SCOR has stretched its earnings recovery into a third consecutive quarter, with the French reinsurer posting first-quarter 2026 results showing net income of €225 million, adjusted net income of €220 million, and a return on equity of 21.7% as a light natural catastrophe quarter and elevated investment yields lifted performance.
The board approved the results on May 5 under the chairmanship of Fabrice Brégier. The group's solvency ratio rose 5 points to 220%, supported by net operating capital generation and the January P&C treaty renewals.
CEO Thierry Léger (pictured above) said all business activities contributed to the quarter's performance, with P&C operating at "an excellent level" and L&H performing in line with expectations.
He added that SCOR strengthened its balance sheet by adding €300 million of buffers to P&C Best Estimate Liabilities.

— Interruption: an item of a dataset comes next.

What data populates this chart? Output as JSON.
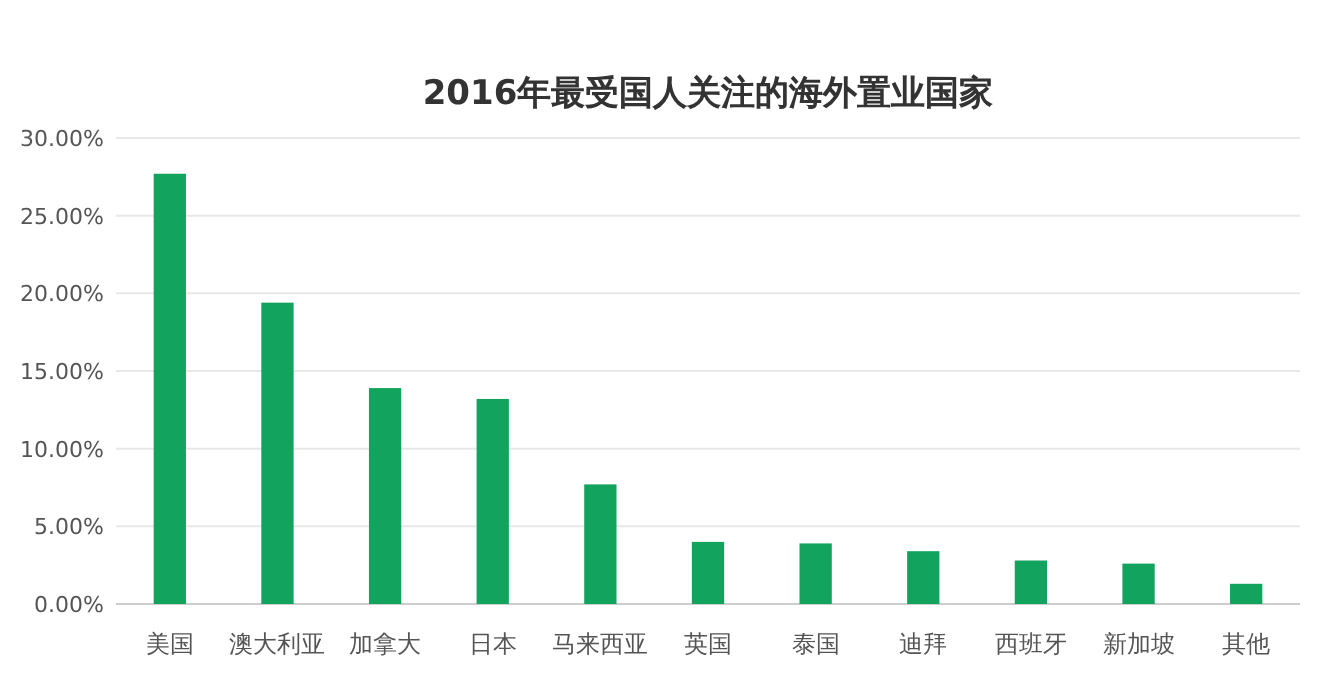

The 220% reading places SCOR at the top of the 185%–220% optimal solvency band the group has maintained as a strategic target since its 2013 Investor Day, and which was carried into the Forward 2026 plan as one of two equally weighted financial objectives, alongside annual Economic Value growth of 9%.
The ratio has climbed steadily from 201% at end-June 2024, when L&H pressures weighed on capital, to 215% at year-end 2025, based on prior SCOR disclosures.
The Q1 print extends a turnaround that began in 2025, when SCOR worked through the consequences of a comprehensive L&H assumption review launched at the start of 2024.
The review, which covered US mortality, lapses and management actions, alongside Canada, South Korea and Israel, drove a €700 million insurance service result hit and a €900 million CSM reduction over the full year, collapsing group ROE from 18.1% in 2023 to near zero in 2024, the group disclosed at the time.
SCOR responded with a three-step L&H remediation plan and a leadership reshuffle that saw Léger absorb the L&H CEO role following the mid-2024 departure of Frieder Knüpling, with revised Forward 2026 targets unveiled at a December 2024 Investor Day.
P&C insurance revenue rose 5.4% at constant exchange rates to €1.81 billion. The combined ratio improved to 80.2% from 85.0%, with a natural catastrophe ratio of 4.2%. The attritional figure incorporates a precautionary mid-double-digit IBNR provision tied to Middle East conflict uncertainties.
April renewals played out in a more competitive market. Estimated gross premium income in traditional reinsurance fell 8.7%, or €66 million, reflecting a deliberate pullback in US Casualty volumes alongside an average price decrease of around 3.5%.
In L&H, insurance revenue eased 0.4% at constant exchange rates to €2 billion, while new business CSM jumped 51.4% to €115 million, drawn mainly from protection and longevity lines.
Total invested assets stood at €23.5 billion, with the reinvestment rate climbing to 4.3% from 4.0% at year-end 2025 — a tailwind Léger said leaves him confident in delivering on the group's 2026 objectives.